Dieses Gefühl auf der Verliererseite in Europa zu stehen, ist ein Nährboden für Ressentiments, die wir bereits überwunden glaubten. Populisten machen sich dieses Gefühl zu nutzen.

Eine Internationale der Ultranationalisten wurde vergangene Woche gebildet. Im nächsten Europaparlament wollen die EU-Gegner eine eigene Fraktion stellen. Diese Rechtspopulisten verengen die nationale Perspektive zum ultranationalen Tunnelblick.

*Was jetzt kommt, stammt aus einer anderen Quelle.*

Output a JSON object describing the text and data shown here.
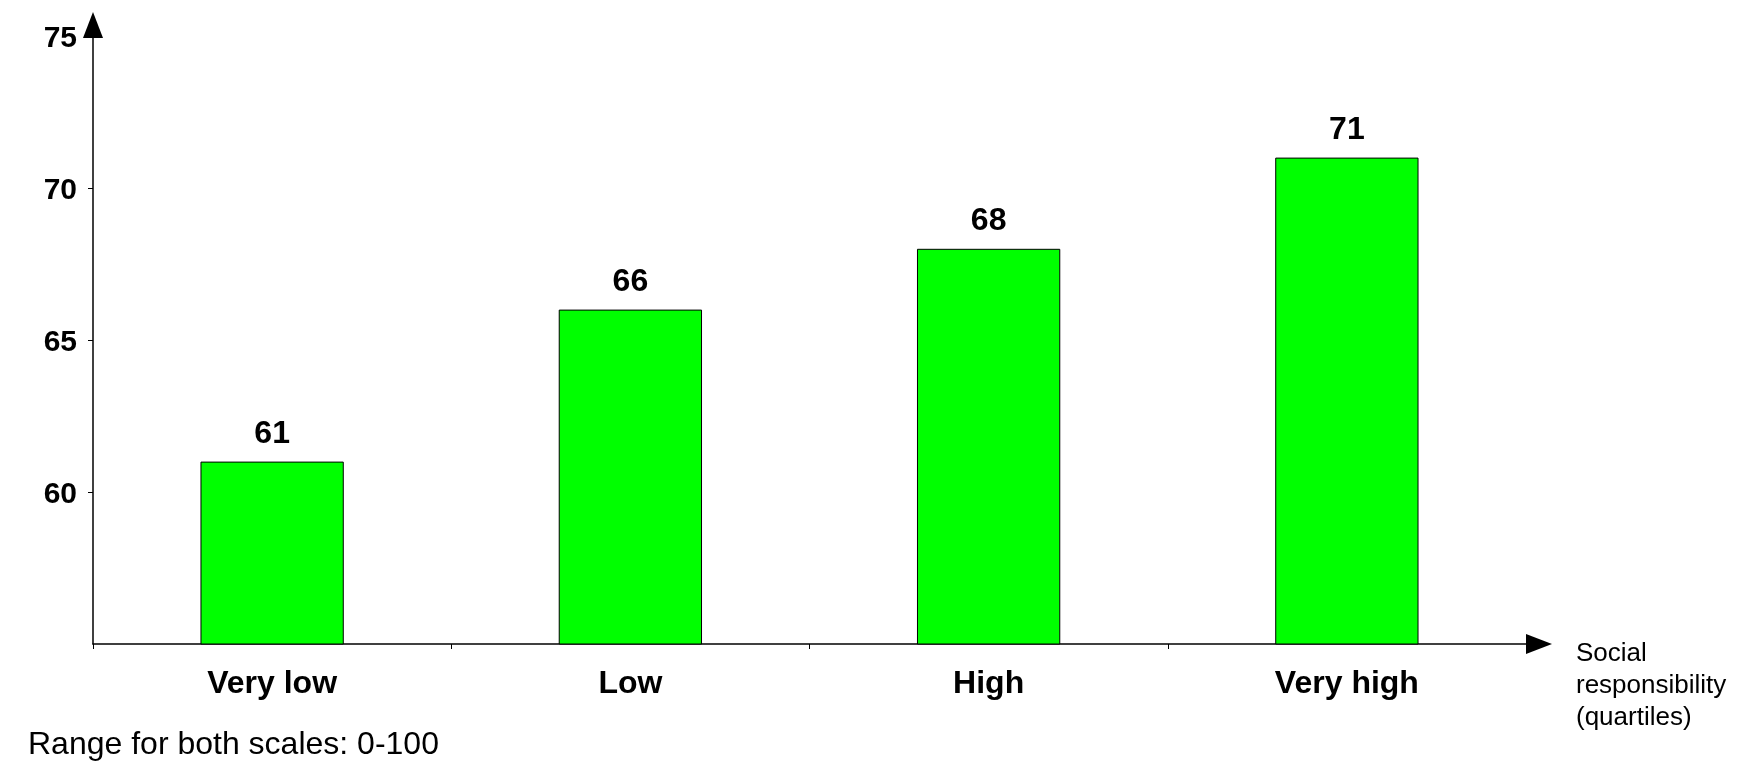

Ja, die Populisten sprechen das Bauchgefühl von vielen Menschen an, ein diffuses Unbehagen mit der als anonym empfundenen Macht Brüssel. Das müssen wir zur Kenntnis nehmen und aufgreifen, wollen wir neues Vertrauen gewinnen. Wir müssen mit möglichst vielen Menschen darüber sprechen, was ihnen am aktuellen Zustand der EU nicht gefällt und was sie ändern wollen. Wir müssen die EU verbessern.

Doch der ultranationale Tunnelblick der Rechtspopulisten suggeriert, der Rückzug in die nationalstaatliche Idylle als Insel der Glückseligen sei wünschenswert und machbar. Nur dagegen zu sein, nur "Nein" zu sagen, bringt niemanden in Arbeit und Brot; Simple Antworten wie "die Grenzen schließen" oder "den Euro abschaffen" lösen die hochkomplexen Probleme der Welt im 21. Jahrhundert nicht.

Niemand kann die Globalisierung zurückdrehen oder sich von der Welt abschotten. Ja, wir wollen die Nationalstaaten als Heimat behalten aber wir wissen auch darum, dass wir die EU als zusätzliches Schutz-Element brauchen:

Weil wir gemeinsam stärker und alleine schwächer sind. Weil wir im 21. Jahrhundert entweder alle gemeinsam gewinnen oder jeder für sich alleine verliert.

Ich danke Ihnen für Ihre Aufmerksamkeit und freue mich auf die Diskussion mit Ihnen, lieber Herr Krach.